Google said today it is testing end-to-end encryption for RCS-based group chats on its Messages app — RCS stands for Rich Communication Services. The company noted that it will be rolling out this feature to select users that are part of the app’s open beta program in the coming weeks.
This comes after a bunch of Redditors noticed that Google was testing end-to-end encryption for group chats in October. The company’s latest announcement makes it official.
The search giant first started testing end-to-end encryption for individual RCS chats in 2020. In June, it rolled out the feature to all users of its Messages app.
Google has been pushing manufacturers and carriers to adopt RCS — a hypercharged version of SMS with features like typing indicators, delivery, and read receipts. It has been also running campaigns to convince Apple to adopt this standard for its own Messages app. This way, folks using Android would be able to send rich multimedia messages with better photos and videos to their friends using iPhones.

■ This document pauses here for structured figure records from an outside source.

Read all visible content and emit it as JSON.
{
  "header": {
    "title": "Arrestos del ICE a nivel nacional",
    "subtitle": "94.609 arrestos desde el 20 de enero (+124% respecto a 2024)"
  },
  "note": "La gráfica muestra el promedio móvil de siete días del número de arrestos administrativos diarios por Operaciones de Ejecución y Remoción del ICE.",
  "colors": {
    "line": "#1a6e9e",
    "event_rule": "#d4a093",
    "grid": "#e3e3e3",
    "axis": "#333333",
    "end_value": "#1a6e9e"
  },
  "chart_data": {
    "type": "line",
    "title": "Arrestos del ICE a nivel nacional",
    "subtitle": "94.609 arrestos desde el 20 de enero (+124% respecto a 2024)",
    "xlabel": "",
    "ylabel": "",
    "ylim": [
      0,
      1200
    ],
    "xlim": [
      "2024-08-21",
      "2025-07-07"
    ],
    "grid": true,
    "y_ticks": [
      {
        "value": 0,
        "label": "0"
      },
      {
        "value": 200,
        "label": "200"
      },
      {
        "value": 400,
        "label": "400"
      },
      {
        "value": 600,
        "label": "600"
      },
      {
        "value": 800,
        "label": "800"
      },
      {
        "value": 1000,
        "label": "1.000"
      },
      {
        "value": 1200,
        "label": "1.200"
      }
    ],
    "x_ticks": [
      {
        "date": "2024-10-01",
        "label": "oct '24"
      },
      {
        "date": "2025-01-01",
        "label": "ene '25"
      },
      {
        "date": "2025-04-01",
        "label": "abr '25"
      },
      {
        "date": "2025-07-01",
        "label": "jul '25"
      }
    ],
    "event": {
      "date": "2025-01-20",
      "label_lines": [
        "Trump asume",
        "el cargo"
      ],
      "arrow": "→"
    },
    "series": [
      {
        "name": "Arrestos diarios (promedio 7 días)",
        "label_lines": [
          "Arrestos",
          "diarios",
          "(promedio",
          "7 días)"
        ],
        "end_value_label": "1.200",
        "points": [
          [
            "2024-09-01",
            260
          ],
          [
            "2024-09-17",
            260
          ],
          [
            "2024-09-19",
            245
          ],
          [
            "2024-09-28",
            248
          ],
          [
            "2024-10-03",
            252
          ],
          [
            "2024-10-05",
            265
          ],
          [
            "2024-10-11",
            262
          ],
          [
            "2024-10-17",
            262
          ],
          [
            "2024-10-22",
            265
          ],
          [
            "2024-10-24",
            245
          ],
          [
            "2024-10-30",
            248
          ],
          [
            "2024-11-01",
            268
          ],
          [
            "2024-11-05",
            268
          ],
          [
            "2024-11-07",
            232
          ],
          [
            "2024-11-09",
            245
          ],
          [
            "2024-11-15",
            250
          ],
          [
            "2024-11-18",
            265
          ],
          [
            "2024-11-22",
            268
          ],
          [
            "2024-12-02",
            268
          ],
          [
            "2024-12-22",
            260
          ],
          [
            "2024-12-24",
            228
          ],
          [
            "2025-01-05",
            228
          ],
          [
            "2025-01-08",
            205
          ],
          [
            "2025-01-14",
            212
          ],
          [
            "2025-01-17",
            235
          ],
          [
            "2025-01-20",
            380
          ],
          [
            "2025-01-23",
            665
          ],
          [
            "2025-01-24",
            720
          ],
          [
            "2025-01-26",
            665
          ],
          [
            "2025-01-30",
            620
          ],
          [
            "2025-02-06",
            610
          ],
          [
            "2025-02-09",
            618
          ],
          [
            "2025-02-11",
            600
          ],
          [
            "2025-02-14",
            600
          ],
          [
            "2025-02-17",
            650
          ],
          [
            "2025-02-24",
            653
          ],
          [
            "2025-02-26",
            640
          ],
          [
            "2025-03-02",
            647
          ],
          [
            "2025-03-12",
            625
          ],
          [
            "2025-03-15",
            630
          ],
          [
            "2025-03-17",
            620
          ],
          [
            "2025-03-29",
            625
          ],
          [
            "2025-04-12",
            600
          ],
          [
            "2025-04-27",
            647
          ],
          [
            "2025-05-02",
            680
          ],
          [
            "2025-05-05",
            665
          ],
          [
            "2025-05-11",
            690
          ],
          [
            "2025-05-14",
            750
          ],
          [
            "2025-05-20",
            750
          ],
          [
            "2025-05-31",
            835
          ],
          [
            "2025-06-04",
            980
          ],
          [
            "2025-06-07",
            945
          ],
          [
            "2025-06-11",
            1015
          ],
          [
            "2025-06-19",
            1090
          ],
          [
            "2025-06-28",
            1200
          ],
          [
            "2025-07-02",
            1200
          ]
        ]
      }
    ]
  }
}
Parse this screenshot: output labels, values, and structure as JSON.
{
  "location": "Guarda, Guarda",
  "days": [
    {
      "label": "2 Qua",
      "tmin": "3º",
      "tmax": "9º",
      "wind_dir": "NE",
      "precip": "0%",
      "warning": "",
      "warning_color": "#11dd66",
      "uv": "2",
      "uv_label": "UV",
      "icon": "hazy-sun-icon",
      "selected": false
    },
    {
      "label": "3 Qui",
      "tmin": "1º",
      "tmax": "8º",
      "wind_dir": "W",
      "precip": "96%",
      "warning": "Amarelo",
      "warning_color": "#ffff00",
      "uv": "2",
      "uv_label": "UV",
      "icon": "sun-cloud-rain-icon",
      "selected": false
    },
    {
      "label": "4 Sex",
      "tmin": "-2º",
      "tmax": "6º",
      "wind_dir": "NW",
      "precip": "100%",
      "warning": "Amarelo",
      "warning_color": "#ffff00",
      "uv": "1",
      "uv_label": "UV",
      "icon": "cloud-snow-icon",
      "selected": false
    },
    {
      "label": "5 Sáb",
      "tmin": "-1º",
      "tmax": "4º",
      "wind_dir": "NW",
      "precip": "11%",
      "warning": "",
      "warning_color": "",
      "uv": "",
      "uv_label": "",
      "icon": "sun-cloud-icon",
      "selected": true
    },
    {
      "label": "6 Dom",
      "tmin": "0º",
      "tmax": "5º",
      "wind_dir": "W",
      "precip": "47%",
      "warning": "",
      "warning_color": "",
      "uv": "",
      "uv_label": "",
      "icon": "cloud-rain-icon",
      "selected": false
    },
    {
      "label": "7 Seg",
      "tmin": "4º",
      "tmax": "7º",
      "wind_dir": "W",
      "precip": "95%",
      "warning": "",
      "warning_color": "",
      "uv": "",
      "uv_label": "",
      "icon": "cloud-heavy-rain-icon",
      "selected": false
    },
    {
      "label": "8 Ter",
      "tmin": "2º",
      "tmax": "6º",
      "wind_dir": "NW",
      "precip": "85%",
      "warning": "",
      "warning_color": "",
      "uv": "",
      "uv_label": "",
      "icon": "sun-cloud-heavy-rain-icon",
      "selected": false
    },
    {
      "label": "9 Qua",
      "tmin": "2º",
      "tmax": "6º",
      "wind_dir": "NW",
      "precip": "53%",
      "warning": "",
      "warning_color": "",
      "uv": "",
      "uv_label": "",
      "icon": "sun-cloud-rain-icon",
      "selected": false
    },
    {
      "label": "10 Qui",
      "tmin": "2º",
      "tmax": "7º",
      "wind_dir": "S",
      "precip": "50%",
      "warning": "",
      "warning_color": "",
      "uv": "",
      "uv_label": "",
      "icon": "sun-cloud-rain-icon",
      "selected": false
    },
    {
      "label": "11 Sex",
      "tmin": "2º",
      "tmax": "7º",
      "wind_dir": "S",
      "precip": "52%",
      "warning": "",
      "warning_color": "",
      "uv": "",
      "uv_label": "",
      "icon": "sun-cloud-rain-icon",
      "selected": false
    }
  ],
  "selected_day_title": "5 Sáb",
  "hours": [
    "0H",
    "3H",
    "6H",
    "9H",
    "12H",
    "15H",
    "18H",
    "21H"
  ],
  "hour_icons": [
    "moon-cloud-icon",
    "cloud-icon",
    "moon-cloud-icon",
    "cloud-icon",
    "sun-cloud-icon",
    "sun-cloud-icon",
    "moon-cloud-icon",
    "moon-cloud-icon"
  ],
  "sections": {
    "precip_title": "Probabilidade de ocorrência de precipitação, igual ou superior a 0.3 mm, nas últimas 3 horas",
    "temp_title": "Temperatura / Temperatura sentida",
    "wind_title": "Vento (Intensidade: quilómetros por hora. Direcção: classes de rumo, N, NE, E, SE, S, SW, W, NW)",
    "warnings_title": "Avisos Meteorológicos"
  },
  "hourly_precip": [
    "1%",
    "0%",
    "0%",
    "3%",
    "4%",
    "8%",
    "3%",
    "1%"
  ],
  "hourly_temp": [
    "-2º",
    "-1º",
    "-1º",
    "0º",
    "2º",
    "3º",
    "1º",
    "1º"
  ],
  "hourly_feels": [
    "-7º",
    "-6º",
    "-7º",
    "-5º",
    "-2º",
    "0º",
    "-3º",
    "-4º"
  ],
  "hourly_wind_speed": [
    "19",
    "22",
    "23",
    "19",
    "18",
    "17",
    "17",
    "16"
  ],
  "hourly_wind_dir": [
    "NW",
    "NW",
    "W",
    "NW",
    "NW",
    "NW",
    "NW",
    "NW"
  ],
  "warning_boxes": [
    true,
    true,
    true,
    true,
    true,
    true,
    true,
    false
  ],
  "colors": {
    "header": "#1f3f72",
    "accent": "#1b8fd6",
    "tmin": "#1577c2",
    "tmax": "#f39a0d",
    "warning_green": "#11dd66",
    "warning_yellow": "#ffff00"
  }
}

While Apple hasn’t budged yet, Google didn’t miss a chance to nudge the Cupertino-based tech giant once again with the new announcement.
“Today, all of the major mobile carriers and manufacturers have adopted RCS as the standard – except for Apple. Apple refuses to adopt RCS and continues to rely on SMS when people with iPhones message people with Android phones, which means their texting is stuck in the 1990s,” Neena Budhiraja, group product manager for the Messages app, said in a blog post.
“Hopefully, Apple can #GetTheMessage so we don’t have to keep waiting to remove the whole ‘green-versus-blue bubble’ thing. Happy birthday, SMS – you were a great start, and you had a good run, but everyone is ready for an upgrade.”
Google has also tried to bridge the experience across two operating systems by adding features like reaction support for iPhone texts.